Like BioNTech, Moderna chose to partner with a more established company in the pharmaceutical space. Lonza Group, Moderna's partner, is helping to establish manufacturing capacity across the U.S. and Switzerland. Benefiting from nearly $1 billion from the National Institutes of Health, Moderna was able to develop its vaccine candidate in just 63 days, becoming the first to conduct trials of a COVID-19 vaccine in humans in mid-March. Its vaccine entered phase 3 in late July and has 30,000 participants enrolled, with preliminary analysis expected late this month.

After these results, the company could file for an EUA next month, making the drug available to the broader public in the spring. Management has signed deals with the U.S. for 100 million doses ($1.5 billion), with Canada for 20 million doses, with Japan for 50 million, and with Qatar for an undisclosed amount.

All that looks like good news for the company, but questions have nonetheless arisen around Moderna executives' flood of stock sales as the shares hit highs this summer. And now that Pfizer and BioNTech have the lead in getting a highly effective vaccine distributed throughout the world, the pressure is on for Moderna to be close behind.

How to choose

Both companies presented a risk for investors with this previously unproven approach, but messenger RNA has long had the potential to transform medicine by delivering more potent treatments that are easier to manufacture if successful.

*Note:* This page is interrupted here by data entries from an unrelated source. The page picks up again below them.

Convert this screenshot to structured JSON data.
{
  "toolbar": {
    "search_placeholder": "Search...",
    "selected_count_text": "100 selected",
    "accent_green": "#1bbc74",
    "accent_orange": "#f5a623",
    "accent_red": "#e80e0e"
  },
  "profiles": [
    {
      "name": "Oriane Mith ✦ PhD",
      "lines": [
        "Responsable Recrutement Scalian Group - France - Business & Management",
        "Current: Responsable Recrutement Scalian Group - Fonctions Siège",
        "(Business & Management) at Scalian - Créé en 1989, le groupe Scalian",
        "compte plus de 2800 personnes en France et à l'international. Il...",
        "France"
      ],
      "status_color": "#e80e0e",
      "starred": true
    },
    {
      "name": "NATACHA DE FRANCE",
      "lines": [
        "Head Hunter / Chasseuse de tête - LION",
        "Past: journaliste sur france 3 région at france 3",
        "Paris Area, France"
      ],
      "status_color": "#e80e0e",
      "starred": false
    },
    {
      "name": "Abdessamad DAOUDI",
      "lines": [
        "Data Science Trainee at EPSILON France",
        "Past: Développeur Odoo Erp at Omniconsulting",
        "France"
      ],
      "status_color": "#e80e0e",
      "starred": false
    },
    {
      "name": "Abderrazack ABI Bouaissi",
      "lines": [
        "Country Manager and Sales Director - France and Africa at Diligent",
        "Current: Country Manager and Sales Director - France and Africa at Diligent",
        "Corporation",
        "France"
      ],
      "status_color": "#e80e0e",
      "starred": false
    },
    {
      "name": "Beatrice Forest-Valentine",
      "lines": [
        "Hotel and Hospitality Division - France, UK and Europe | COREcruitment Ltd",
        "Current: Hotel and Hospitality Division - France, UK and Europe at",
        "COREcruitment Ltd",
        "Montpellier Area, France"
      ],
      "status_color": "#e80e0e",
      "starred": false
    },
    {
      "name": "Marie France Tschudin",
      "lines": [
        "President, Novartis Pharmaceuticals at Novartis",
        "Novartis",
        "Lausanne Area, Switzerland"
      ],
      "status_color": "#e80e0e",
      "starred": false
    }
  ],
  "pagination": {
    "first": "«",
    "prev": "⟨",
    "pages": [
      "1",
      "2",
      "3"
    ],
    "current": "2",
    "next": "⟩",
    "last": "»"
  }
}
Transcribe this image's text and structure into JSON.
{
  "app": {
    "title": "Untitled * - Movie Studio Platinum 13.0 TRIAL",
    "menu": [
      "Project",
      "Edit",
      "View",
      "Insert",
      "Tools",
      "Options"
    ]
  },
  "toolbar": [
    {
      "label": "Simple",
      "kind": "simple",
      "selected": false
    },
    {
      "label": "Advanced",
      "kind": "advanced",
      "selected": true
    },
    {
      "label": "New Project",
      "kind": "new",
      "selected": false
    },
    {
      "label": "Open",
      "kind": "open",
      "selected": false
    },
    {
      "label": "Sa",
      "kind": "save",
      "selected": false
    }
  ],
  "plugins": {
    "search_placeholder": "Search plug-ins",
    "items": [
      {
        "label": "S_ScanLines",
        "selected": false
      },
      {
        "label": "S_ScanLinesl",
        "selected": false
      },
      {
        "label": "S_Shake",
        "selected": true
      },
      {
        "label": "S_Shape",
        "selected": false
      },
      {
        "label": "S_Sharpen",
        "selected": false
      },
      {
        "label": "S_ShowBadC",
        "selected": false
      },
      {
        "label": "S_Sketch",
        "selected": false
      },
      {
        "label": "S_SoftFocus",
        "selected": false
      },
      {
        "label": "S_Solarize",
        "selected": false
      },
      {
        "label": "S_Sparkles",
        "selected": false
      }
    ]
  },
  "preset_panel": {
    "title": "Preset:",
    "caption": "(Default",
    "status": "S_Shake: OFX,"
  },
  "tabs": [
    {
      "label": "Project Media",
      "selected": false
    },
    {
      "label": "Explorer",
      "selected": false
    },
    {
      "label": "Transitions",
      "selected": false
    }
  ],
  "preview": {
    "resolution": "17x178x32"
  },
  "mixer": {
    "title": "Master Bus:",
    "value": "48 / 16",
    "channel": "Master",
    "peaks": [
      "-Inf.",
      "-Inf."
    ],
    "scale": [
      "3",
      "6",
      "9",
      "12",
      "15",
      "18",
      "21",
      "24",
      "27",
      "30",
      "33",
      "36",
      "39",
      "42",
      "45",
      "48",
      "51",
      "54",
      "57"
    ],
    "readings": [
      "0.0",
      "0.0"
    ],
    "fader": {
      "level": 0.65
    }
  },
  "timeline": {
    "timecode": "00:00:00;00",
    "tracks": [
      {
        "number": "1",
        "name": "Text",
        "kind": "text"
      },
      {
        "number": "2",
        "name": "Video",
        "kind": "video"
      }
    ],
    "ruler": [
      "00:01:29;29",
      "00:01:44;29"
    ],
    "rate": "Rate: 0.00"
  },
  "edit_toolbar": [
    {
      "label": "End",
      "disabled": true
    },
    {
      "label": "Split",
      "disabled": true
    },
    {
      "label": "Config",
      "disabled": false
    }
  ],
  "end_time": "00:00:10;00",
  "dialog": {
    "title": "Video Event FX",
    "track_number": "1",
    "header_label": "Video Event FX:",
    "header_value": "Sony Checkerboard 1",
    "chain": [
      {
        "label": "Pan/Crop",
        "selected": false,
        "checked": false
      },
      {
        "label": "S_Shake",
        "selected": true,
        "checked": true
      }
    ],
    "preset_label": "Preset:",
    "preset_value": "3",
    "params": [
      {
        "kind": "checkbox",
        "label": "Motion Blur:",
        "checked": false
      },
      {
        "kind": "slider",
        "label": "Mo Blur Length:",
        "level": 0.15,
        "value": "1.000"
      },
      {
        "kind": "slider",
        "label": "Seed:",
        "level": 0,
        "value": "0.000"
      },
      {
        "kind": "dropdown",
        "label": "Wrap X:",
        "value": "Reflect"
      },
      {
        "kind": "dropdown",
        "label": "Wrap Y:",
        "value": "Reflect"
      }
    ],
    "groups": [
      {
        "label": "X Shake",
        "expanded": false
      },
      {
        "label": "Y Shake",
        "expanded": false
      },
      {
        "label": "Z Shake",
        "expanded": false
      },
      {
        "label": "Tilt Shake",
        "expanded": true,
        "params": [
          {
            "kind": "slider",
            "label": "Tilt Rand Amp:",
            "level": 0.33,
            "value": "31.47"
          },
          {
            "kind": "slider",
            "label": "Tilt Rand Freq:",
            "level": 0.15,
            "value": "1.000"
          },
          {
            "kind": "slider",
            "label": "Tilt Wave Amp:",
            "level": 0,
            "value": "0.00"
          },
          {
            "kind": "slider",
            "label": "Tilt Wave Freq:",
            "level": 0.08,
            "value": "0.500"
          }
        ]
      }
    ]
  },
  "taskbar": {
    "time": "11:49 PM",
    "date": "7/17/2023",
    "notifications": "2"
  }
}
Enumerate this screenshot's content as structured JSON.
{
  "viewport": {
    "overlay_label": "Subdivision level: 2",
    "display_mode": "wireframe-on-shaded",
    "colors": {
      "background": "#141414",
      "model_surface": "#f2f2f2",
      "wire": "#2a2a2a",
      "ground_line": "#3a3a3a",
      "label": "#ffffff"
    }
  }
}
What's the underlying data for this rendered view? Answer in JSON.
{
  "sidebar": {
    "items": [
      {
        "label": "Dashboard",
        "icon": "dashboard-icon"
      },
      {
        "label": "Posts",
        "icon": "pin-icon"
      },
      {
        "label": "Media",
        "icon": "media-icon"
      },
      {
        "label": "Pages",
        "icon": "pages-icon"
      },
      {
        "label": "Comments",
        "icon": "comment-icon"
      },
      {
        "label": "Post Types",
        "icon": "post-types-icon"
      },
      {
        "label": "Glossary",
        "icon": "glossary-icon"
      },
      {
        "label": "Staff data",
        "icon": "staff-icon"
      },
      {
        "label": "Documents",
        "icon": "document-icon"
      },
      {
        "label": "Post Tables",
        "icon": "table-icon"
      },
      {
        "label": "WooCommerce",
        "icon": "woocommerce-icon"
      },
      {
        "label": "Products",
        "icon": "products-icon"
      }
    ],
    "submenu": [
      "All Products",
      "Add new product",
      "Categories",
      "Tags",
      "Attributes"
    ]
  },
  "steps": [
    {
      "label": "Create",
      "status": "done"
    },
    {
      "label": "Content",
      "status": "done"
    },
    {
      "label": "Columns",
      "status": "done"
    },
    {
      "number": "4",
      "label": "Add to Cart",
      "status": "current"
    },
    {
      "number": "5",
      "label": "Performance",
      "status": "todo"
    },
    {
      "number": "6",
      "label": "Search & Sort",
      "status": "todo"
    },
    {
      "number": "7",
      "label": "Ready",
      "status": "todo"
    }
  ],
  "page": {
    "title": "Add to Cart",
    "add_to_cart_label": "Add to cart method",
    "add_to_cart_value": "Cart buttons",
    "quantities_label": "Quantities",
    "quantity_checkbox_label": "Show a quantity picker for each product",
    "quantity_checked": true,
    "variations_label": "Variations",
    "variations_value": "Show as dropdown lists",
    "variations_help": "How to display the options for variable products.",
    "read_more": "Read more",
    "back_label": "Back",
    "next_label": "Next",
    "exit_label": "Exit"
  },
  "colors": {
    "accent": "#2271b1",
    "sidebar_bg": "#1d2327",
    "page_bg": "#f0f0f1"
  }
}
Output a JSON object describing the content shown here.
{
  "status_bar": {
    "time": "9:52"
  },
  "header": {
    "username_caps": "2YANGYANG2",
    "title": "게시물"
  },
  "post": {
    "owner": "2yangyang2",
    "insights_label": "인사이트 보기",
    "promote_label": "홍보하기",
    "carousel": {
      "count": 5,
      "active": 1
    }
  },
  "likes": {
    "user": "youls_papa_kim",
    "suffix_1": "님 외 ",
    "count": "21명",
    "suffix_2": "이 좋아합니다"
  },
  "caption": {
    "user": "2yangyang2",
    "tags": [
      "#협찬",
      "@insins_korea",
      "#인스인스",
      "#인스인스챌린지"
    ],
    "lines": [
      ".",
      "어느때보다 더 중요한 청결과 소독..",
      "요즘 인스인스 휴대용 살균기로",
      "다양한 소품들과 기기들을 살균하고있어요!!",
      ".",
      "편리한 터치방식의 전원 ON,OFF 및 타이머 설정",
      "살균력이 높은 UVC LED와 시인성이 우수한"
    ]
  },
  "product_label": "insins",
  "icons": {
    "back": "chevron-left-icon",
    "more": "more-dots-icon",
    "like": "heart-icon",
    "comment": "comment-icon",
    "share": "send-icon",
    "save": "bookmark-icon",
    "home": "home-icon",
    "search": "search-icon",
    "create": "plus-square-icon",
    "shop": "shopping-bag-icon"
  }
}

Given recent news, it looks like BioNTech and Pfizer have made the leap from the lab to the real world with the efficacy of their vaccine candidate. The test now will be distribution.

In addition to each company's pipeline, investors have to consider what the vaccine could mean financially for both immediate sales and future funding. Now that BioNTech has created a proven mRNA-based vaccine within a year of discovering a new virus, the takeaway is clear: Funding, not science, was the hurdle limiting development of mRNA treatments before 2020. Thanks to BioNTech's demonstrated early success using mRNA and its broader collaboration with Pfizer -- and because of the ongoing questions around stock sales by Moderna executives -- deciding between these two cutting-edge stocks is clear to me. I'll take shares of BioNTech over Moderna for what's likely to come in 2020 and beyond.